Suomi T, Seyednasrollah F, Jaakkola MK, Faux T, Elo LL.
ROTS: An R package for reproducibility-optimized statistical testing.
PLoS Comput Biol 2017; 13: e1005562.

See Also

affySpikeIn

Examples

## ROTS-statistic for the Affymetrix spike-in data. 
rots.out <- ROTS(data = affySpikeIn, groups = c(rep(0,5), rep(1,5)),
    B = 100, K = 500 , seed = 1234)
## Summary of the ROTS results.
rots.summary <- summary(rots.out, fdr = 0.05)

Summary of a ROTS object

Description

Summarizes the differential testing results from ROTS package.

Usage

## S3 method for class 'ROTS'
summary(object, fdr=NULL, num.genes=NULL, verbose=TRUE, ...)

Arguments

object

a ROTS object created from differential expression testing run by ROTS.

fdr

selected cutoff for FDR value.

num.genes

selected cutoff number for number of differentially detected features.

verbose

If TRUE (default), summary function will print out 10 first detections which fulfill the cutoff criteria.

...

other arguments passed to the summary function.

Details

This function returns the summary information (including row number, test-statistic, pvalue and FDR value) for the selected features.

Value

Returns a matrix where the rows are the selected features and columns are the Row number, ROTS-statistic, pvalue and FDR.

Author(s)

Fatemeh Seyednasrollah, Tomi Suomi, Laura L. Elo
Maintainer: Tomi Suomi <[email protected]>

References

Suomi T, Seyednasrollah F, Jaakkola MK, Faux T, Elo LL.
ROTS: An R package for reproducibility-optimized statistical testing.
PLoS Comput Biol 2017; 13: e1005562.

See Also

affySpikeIn

Examples

## ROTS-statistic for the Affymetrix spike-in data. 
  rots.out <- ROTS(data = affySpikeIn, groups = c(rep(0,5), rep(1,5)),
      B = 100, K = 500 , seed = 1234)
  ## Summary of the ROTS results.
  rots.summary <- summary(rots.out, fdr = 0.05)

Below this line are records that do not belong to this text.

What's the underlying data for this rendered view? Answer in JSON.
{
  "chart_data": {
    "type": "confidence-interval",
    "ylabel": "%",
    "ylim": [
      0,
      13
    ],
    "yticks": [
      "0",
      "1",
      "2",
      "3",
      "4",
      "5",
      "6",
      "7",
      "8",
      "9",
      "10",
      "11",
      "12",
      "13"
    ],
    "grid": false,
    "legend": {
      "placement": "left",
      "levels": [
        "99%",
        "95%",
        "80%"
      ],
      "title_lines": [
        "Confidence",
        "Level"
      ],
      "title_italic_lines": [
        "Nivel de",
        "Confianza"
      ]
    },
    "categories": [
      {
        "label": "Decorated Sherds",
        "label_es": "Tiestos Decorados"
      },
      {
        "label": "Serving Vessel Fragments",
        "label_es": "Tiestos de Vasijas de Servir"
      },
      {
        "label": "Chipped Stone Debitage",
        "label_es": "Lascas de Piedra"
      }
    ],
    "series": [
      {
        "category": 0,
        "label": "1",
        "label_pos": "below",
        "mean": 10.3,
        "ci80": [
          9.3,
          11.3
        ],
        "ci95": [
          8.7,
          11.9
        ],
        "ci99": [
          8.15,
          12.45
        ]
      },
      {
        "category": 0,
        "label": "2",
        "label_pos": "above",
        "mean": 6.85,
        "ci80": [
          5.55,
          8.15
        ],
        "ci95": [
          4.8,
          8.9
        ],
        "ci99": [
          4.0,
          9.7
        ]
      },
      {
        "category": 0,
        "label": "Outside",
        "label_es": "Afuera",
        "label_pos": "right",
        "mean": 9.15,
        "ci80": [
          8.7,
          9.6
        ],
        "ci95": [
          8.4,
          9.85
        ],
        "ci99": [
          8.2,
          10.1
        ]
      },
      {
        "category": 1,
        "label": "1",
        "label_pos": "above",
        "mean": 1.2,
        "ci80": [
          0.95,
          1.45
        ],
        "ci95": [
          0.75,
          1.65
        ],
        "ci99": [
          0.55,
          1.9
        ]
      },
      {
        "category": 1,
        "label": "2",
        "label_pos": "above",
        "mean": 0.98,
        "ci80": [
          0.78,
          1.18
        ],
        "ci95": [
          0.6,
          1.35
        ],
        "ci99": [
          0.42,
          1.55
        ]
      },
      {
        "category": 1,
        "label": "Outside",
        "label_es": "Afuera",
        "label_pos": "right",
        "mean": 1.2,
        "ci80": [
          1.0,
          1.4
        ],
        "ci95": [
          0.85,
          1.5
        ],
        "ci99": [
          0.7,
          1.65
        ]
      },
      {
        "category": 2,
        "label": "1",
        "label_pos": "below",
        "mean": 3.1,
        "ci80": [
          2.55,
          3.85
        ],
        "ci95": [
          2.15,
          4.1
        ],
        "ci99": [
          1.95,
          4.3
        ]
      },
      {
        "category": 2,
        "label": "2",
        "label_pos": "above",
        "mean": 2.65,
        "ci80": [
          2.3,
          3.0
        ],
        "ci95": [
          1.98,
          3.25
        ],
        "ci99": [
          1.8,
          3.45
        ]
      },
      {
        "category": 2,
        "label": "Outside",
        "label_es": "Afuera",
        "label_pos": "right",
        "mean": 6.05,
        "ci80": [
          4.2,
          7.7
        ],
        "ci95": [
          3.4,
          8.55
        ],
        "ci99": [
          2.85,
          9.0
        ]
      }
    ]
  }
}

Protein expression data from the CPTAC Technology Assessment (Study 6)

Description

The data contains preprocessed expression values from CPTAC Technology Assessment, where equimolar concentrations of 48 human proteins (Sigma UPS 1) are spiked in five different concentrations into yeast proteome background and then processed. The example data contains only two groups from the study 6.

Usage

upsSpikeIn

Format

upsSpikeIn

A numeric matrix of protein expressions.